Une méthode bien rodée
Des centaines de victimes vont alors suivre pendant plus de 30 ans. Au moins 349 victimes présumées identifiées par la justice à ce jour, sans que personne ne voie, ou en tout cas ne dise rien. L'impression que l'on a en lisant le dossier c'est celui d'un puzzle, dont plusieurs personnes ont un morceau sans en parler aux autres. Il y a d'abord eu sa femme. "Un cataclysme s'est abattu sur moi", écrit le Scouarnec en 1996, "ELLE SAIT". Elle raconte aux enquêteurs un regard "bizarre" sur une petite voisine. "Est-ce que tu es attiré par les petites filles ?", lui demande-t-elle. Il lui répond "non". Elle ne cherche pas plus loin. Il y a sa sœur aussi, dont l'une des filles raconte les agressions de "tonton Joël". Après un repas de famille, elle raccompagne son frère à la gare, l'interroge. Il avoue, pleure, lui demande de lui pardonner, ce qu'elle fait.
Mais la plupart des victimes de Joël Le Scouarnec sont des patients des hôpitaux où il exerce. Là-bas, le chirurgien a une méthode bien rodée : "Il faut savoir être patient et compter sur sa chance", raconte-t-il dans ses carnets.

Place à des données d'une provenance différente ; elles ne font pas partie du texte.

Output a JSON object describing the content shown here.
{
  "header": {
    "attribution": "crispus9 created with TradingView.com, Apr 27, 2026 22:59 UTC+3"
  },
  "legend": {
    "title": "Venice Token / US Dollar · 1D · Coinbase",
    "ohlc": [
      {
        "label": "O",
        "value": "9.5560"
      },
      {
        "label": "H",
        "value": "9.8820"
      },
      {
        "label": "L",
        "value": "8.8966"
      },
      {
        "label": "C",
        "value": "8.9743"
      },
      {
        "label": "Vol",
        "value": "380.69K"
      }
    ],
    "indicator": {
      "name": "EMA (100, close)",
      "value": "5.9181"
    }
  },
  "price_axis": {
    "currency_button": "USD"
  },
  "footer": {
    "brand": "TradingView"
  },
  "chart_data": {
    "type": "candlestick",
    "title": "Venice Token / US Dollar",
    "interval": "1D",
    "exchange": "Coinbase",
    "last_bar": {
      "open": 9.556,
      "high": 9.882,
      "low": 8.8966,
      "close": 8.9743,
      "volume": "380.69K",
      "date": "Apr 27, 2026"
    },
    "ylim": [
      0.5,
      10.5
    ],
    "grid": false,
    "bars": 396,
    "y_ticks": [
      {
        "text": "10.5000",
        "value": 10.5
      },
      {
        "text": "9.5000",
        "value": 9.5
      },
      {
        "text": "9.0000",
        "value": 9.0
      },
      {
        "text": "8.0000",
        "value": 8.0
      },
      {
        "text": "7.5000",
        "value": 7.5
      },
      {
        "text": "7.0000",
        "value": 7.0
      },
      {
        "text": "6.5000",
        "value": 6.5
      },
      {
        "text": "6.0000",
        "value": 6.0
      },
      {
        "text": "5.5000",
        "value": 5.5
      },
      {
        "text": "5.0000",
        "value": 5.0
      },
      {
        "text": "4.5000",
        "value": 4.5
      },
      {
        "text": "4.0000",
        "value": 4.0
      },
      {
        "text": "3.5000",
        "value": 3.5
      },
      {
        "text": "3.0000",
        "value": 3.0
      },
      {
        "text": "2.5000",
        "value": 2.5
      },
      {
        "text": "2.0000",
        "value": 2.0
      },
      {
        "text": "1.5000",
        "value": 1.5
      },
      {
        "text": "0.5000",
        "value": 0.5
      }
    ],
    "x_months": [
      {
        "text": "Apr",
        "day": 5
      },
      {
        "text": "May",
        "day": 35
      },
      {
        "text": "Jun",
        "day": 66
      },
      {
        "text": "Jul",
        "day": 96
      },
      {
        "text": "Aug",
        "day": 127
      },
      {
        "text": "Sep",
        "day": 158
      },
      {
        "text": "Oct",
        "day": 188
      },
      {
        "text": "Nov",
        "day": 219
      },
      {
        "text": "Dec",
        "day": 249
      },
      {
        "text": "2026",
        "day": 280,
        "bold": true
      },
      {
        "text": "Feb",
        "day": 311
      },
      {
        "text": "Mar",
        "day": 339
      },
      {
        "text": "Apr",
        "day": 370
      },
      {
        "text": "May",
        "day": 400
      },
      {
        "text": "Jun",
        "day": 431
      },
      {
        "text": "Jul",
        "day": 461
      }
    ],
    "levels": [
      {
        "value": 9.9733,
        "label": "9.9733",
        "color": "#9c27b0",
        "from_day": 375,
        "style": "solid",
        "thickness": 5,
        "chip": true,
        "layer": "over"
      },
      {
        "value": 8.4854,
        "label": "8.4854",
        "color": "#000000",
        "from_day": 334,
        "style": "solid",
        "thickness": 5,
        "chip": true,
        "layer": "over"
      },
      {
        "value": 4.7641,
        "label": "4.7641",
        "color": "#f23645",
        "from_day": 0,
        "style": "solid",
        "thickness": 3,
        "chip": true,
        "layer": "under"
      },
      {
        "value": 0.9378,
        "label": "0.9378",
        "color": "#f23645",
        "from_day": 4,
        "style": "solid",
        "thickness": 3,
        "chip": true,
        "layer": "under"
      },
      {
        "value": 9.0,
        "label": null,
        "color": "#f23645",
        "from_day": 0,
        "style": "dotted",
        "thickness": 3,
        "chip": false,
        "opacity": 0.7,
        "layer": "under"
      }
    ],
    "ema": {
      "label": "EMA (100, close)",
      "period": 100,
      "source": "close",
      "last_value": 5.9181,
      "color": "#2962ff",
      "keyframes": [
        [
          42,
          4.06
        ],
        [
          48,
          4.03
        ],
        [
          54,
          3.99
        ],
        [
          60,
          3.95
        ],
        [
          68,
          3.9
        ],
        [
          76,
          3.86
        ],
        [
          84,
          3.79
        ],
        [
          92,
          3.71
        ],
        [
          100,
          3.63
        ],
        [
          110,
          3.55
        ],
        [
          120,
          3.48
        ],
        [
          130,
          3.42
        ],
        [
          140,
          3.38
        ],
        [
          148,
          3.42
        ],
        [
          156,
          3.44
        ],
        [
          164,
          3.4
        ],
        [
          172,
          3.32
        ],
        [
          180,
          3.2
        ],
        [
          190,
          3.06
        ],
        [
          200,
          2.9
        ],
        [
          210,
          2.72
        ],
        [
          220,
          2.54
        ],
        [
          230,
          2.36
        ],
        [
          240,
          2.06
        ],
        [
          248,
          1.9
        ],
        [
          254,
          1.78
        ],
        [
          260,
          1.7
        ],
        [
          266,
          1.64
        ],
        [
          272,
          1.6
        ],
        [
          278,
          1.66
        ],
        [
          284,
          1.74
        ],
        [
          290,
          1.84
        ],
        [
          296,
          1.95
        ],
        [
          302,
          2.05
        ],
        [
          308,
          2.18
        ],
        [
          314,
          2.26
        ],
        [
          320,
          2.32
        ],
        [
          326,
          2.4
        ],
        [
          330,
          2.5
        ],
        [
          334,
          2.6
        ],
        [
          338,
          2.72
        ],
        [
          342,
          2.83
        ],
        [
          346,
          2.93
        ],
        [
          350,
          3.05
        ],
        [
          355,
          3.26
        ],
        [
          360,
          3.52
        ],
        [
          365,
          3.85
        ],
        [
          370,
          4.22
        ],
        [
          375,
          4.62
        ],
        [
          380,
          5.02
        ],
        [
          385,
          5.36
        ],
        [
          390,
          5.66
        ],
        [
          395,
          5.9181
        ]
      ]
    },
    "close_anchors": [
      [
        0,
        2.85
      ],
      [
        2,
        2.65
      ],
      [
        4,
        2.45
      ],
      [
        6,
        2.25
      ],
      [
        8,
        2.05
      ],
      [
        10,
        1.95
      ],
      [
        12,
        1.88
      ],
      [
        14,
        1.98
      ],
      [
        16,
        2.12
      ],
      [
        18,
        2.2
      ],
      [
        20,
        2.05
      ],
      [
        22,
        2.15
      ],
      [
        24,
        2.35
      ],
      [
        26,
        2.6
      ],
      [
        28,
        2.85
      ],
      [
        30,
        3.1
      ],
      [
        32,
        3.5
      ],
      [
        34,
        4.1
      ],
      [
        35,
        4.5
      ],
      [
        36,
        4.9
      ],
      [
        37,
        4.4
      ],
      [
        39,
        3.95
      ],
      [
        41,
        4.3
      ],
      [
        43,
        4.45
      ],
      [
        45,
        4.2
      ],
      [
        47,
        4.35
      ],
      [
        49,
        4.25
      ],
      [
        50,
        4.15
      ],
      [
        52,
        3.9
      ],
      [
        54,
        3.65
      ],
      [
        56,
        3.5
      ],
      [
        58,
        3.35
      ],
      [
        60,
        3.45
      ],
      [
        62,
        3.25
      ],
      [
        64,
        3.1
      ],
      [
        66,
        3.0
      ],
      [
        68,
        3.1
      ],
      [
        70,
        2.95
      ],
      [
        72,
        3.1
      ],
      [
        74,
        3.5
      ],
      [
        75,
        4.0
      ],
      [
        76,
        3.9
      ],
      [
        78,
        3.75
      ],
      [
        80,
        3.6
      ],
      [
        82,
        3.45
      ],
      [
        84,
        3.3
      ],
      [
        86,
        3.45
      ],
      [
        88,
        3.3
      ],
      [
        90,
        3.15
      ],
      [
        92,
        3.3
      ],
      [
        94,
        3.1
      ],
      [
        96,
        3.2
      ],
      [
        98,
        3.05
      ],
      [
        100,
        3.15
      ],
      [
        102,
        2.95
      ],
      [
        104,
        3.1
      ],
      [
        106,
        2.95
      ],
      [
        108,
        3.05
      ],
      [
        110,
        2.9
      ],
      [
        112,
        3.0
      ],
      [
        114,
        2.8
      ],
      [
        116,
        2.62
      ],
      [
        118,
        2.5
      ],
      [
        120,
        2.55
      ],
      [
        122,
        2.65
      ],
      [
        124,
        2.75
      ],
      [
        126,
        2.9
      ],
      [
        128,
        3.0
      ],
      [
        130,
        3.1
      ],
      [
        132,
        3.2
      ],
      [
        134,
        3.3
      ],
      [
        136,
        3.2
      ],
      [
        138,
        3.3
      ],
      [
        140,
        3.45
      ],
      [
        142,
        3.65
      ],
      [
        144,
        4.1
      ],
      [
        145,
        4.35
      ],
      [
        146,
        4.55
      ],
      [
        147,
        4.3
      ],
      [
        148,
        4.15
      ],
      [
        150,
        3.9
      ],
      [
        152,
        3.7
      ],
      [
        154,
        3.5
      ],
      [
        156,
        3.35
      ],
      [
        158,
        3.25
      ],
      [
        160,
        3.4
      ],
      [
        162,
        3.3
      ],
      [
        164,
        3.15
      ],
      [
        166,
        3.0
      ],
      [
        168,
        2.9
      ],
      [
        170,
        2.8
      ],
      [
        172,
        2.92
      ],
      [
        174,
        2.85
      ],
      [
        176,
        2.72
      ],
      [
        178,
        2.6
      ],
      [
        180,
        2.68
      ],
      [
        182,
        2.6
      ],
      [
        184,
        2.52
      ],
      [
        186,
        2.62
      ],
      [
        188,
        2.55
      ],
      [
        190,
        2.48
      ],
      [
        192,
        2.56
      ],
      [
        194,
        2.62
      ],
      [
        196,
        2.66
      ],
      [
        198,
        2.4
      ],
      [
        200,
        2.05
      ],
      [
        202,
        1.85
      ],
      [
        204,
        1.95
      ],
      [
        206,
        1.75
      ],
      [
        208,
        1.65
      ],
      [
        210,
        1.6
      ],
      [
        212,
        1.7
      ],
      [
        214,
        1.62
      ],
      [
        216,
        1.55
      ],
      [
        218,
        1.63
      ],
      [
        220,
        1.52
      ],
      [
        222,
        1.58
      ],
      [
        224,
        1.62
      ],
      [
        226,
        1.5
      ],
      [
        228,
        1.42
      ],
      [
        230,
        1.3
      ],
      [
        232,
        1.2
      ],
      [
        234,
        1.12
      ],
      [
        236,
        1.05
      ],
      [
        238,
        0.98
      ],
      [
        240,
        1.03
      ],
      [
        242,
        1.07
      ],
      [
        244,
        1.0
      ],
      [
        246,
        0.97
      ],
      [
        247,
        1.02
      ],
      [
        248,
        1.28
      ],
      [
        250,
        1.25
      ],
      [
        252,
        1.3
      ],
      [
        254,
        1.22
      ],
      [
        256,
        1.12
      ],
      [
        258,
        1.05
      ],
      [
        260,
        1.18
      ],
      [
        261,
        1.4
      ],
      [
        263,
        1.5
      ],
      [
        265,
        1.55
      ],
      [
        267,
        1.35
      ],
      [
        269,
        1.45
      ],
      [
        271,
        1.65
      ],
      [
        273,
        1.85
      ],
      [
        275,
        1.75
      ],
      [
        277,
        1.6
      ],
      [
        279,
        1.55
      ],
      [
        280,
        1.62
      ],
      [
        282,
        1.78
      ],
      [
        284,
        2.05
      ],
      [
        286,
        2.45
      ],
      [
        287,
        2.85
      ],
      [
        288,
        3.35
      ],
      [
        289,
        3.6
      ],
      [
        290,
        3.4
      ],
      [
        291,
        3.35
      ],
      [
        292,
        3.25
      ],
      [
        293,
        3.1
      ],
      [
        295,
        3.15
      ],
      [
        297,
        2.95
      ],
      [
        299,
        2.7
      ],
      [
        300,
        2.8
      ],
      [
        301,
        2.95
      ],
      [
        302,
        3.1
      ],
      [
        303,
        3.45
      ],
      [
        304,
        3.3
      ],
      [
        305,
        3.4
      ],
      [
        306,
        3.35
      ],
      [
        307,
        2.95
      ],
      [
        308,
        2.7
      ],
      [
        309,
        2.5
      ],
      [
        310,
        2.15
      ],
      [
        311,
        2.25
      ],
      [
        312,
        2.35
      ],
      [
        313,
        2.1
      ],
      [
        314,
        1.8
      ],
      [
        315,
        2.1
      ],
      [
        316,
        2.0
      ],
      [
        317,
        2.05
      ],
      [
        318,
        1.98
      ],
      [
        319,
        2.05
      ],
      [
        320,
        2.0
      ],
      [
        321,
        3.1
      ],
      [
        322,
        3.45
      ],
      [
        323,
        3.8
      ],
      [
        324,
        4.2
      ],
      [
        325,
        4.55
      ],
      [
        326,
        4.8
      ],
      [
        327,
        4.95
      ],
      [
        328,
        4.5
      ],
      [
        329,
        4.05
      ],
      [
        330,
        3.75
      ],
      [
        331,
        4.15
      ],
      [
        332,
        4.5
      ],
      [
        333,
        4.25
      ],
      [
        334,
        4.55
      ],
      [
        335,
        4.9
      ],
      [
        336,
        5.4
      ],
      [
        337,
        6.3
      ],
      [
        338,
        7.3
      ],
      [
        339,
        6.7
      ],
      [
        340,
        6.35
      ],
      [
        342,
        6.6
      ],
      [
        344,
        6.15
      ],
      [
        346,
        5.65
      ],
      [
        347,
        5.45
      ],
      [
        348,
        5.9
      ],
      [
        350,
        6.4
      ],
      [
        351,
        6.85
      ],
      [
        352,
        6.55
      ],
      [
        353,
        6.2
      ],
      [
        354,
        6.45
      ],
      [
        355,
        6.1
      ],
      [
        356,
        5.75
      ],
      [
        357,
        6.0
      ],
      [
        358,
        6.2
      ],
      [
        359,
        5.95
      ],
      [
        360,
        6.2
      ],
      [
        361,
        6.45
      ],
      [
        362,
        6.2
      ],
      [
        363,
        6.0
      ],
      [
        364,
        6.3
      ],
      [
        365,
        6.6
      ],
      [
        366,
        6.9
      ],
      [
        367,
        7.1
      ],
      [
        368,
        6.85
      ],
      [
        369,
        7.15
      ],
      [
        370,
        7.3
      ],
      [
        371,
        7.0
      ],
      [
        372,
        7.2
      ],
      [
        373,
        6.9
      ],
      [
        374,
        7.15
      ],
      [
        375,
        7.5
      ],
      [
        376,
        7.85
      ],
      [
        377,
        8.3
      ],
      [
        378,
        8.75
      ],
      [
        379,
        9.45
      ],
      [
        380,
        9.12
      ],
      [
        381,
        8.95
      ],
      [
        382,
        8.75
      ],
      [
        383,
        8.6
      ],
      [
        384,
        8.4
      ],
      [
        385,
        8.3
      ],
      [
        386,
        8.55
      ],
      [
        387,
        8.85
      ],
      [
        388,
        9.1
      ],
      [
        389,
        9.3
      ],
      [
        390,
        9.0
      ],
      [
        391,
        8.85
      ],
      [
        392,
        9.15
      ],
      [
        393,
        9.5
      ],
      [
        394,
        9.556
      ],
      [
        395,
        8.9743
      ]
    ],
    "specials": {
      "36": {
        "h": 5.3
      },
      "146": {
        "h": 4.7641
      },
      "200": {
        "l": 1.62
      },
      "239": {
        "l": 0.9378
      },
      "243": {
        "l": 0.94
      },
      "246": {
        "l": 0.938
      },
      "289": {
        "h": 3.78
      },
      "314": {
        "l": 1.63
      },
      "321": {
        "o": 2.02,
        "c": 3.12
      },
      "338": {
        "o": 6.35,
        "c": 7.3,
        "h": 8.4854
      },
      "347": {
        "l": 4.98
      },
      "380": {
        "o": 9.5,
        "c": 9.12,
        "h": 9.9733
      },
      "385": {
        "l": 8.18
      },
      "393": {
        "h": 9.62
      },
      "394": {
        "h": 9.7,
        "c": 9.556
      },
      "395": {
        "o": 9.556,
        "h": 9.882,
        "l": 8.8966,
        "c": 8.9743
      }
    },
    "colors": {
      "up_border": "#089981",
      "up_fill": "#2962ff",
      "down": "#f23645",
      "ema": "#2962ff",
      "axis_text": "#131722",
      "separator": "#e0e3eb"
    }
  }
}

Il attend donc que les enfants soient seuls, endormis ou anesthésiés dans le bloc opératoire. Plusieurs fois il écrit : "J'ai été surpris", "quelqu'un est arrivé". Des infirmiers, des aides-soignantes, des médecins ont-ils vu sans rien oser dire ? La question se pose. Surtout qu'en 2005, Joël Le Scouarnec est condamné pour détention d'images pédopornographiques à quatre mois de prison avec sursis par le tribunal de Vannes.
Plusieurs alertes sans effet
Mais la justice ne l'estime pas inapte à exercer et aucune obligation de soin n'est prononcée. Un an plus tard, en 2006, le président de l'Ordre des médecins du Finistère reçoit des avertissements de la part de praticiens de l'hôpital de Quimperlé, qui l'alertent sur des rumeurs de pédophilie concernant leur collègue, le docteur Le Scouarnec. Il décide donc de convoquer le chirurgien. Dans son compte-rendu, le président de l'Ordre écrit : "À l'hôpital de Quimperlé, le directeur, le collègue viscéral, les anesthésistes sont au courant", sans préciser au courant de quoi. Il transmet une note à la Ddass (Direction départementale des affaires sanitaires et sociales, qui gère "le contrôle des établissements sanitaires" au niveau départemental), mais ne prend aucune sanction à son niveau.
À l'hôpital de Jonzac aussi, où le chirurgien exerce de 2008 à 2017, Joël Le Scouarnec assure avoir tenu au courant lui-même la directrice de l'établissement de sa précédente condamnation par la justice. Mais le chirurgien, décrit d'ailleurs comme excellent par ses supérieurs, continue d'exercer. Jusqu'en 2017, date de son arrestation : un "soulagement" pour lui, raconte son avocat maître Thibaut Kurzawa. Aujourd'hui, Joël Le Scouarnec dit aux psychiatres : "Je veux comprendre pourquoi je suis devenu comme ça."